I actually think this is the easiest part. This is the list of licenses I would propose off the top of my head: Apache-2.0, BSD-3-Clause, BSD-2-Clause, MIT, CC0-1.0, CC-BY-1.0, CC-BY-2.0, CC-BY-2.5, CC-BY-3.0, CC-BY-4.0, ISC, Unlicense, and whatever the IETF RFC license is called. Adding any other licenses would be a change to EIP-1, and would be open for debate.

reason why other licenses should be allowed

Reference implementations are... more complex than interfaces. I guess my arguments for allowing less permissive licenses are basically:

Pandapip1 commented 2 years ago

Okay, I would like to revise my opinion: Asset files should be CC0 unless there is a good reason for them not to be (borrowing code from another project, etc...)

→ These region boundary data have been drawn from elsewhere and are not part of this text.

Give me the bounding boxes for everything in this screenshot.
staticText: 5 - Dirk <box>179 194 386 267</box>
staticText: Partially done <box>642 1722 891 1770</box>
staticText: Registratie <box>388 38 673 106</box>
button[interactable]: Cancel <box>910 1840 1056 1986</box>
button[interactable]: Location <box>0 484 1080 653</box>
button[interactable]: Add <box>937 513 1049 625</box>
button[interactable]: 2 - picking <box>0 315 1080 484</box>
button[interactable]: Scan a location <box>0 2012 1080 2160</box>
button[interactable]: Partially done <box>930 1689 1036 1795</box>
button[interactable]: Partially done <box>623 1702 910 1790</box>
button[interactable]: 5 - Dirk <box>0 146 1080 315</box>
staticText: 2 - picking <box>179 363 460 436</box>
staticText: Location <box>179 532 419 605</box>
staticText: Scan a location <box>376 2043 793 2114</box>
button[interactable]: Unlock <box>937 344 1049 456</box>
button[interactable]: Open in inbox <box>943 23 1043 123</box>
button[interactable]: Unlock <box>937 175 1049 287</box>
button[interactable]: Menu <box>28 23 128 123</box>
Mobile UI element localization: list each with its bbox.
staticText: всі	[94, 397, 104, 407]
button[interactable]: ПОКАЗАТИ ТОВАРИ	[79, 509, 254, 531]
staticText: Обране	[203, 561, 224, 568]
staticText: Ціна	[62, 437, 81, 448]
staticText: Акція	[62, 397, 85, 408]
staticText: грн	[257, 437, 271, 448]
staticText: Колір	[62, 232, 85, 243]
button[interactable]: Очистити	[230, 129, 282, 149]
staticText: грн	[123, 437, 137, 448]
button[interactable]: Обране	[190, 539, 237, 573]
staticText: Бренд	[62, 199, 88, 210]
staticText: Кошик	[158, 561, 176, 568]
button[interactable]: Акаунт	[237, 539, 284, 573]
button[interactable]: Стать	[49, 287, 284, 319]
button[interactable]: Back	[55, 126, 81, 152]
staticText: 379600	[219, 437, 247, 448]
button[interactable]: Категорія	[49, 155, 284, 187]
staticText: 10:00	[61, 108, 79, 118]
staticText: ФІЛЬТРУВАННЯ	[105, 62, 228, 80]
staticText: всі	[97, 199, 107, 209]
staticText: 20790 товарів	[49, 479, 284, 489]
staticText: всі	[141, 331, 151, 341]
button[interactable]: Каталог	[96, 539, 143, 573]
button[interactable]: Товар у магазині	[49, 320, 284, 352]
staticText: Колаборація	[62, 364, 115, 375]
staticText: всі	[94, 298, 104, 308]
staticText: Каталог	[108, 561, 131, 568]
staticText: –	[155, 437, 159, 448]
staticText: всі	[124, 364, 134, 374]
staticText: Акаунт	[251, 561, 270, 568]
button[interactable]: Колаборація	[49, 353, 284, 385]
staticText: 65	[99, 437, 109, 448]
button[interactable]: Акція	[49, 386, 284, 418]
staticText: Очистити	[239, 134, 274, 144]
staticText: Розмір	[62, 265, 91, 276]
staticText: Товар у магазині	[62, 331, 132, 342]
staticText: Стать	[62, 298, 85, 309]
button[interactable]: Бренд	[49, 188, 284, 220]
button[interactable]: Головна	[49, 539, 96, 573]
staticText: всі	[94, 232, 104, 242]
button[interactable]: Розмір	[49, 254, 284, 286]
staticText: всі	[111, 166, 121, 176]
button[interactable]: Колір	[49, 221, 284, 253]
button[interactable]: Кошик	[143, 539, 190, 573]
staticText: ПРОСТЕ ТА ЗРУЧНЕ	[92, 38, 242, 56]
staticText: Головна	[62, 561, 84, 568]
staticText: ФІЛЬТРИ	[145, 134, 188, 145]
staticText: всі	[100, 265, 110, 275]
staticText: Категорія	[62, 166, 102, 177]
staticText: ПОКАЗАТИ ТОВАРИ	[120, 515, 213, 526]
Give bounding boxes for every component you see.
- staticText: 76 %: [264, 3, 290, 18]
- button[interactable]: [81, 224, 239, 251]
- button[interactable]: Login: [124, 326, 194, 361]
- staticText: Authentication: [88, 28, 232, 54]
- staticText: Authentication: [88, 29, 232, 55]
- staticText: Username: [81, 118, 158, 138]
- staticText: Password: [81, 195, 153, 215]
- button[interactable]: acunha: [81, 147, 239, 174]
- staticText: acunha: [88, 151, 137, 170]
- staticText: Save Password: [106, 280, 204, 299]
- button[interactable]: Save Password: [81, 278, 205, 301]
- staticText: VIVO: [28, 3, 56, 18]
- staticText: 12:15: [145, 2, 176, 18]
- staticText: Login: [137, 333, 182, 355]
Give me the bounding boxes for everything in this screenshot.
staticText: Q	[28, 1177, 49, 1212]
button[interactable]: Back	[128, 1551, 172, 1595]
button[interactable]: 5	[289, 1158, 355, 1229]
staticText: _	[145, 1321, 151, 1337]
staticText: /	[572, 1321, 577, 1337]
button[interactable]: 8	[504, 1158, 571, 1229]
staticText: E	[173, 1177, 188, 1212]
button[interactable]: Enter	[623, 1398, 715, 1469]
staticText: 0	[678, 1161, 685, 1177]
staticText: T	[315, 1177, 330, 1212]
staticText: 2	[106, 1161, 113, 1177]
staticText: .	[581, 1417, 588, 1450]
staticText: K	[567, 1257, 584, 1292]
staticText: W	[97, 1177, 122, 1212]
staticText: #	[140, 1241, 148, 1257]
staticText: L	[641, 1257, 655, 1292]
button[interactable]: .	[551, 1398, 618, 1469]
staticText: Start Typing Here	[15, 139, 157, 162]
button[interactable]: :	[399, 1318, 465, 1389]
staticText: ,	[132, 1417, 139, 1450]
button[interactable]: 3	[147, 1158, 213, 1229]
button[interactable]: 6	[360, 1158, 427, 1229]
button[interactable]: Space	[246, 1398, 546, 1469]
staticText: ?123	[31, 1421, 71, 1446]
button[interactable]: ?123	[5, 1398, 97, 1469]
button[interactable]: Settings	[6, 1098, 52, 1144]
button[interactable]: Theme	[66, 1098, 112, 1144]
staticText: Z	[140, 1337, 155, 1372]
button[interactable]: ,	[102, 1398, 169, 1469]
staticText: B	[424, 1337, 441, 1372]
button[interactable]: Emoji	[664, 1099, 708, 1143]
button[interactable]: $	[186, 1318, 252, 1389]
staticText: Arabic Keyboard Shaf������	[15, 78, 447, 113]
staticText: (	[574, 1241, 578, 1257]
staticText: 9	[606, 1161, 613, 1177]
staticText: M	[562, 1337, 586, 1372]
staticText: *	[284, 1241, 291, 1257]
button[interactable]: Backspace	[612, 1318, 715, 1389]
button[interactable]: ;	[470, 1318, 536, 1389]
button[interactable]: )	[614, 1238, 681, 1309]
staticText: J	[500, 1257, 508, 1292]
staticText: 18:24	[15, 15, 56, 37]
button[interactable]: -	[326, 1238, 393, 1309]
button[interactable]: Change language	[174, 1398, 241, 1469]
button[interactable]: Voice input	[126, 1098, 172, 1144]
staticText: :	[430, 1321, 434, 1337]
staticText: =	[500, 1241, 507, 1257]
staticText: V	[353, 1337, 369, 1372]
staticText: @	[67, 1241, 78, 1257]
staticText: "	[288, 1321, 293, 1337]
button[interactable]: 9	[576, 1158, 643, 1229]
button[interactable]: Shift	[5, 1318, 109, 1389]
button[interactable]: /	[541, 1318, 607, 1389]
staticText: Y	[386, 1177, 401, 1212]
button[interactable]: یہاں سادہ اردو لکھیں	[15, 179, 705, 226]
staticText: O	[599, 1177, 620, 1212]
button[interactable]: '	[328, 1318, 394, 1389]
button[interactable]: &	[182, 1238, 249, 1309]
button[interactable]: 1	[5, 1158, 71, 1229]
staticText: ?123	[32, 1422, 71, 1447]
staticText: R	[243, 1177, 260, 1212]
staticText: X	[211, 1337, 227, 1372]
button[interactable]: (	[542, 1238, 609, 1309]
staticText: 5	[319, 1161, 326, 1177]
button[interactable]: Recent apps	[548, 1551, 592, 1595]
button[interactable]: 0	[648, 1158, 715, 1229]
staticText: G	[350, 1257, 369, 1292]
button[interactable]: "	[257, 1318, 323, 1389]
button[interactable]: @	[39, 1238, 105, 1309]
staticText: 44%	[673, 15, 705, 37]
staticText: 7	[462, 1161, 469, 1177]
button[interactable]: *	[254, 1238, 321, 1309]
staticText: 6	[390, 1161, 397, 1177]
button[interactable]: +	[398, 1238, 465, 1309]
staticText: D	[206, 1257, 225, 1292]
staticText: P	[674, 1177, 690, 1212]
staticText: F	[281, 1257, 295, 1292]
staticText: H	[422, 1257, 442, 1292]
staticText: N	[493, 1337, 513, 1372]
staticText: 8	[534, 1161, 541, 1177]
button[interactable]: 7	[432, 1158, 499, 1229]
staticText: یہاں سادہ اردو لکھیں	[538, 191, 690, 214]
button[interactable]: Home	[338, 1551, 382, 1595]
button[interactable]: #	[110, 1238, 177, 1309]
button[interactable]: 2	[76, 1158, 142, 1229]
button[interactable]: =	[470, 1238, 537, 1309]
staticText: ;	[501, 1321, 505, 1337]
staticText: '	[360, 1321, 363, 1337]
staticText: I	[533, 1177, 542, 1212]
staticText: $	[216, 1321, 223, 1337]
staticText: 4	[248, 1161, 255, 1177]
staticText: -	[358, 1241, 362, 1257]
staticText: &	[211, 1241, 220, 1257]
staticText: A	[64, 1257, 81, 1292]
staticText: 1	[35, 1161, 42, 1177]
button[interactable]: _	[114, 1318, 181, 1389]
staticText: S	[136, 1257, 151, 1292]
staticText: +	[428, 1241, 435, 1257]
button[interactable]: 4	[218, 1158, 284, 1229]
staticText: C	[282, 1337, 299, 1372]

LanceSnow commented 2 years ago

Thanks for the reminder, we will finish the modification as soon as possible: MIT > CC0

Pandapip1 commented 2 years ago

Thanks for the reminder, we will finish the modification as soon as possible: MIT > CC0

Actually, CC0 should be preferred over MIT

MicahZoltu commented 2 years ago

I'm pretty strongly in favor of requiring CC0. While I can appreciate the points made above by @SamWilsn, they don't outweigh the points made by @Pandapip1 for me personally. Getting into the licensing game is a huge can of worms that we can avoid by just saying everything must be CC0.

Pragmatically, I suspect that the vast majority of EIP authors who have pre-existing code they want to include likely can/will just change MIT to CC0 and be done with it. For the few cases where someone can't do that for some reason, one should be able to implement from scratch via the specification. If the author is unable to write a reference implementation from the specification that is an indicator that the specification is too complicated.

Also, requiring CC0 helps keep the reference implementations pretty slim, as people can't just copy/paste huge swaths of OpenZeppelin libraries into the assets directory (which I generally don't think is what people should be doing).

Pandapip1 commented 2 years ago

I would not require CC0. I would state that files in the assets folder should be CC0, and that they must be CC0 unless an EIP editor provides an exception.

poojaranjan commented 2 years ago

@TimDaub As suggested in the EIPIP meeting, split the issue to collect comments separately and we can bring it on the next EIPIP to continue discussing

  1. Licensing issue
  2. Linting code
poojaranjan commented 2 years ago

Based on above suggestion form the EIPIP meeting, closing this issue.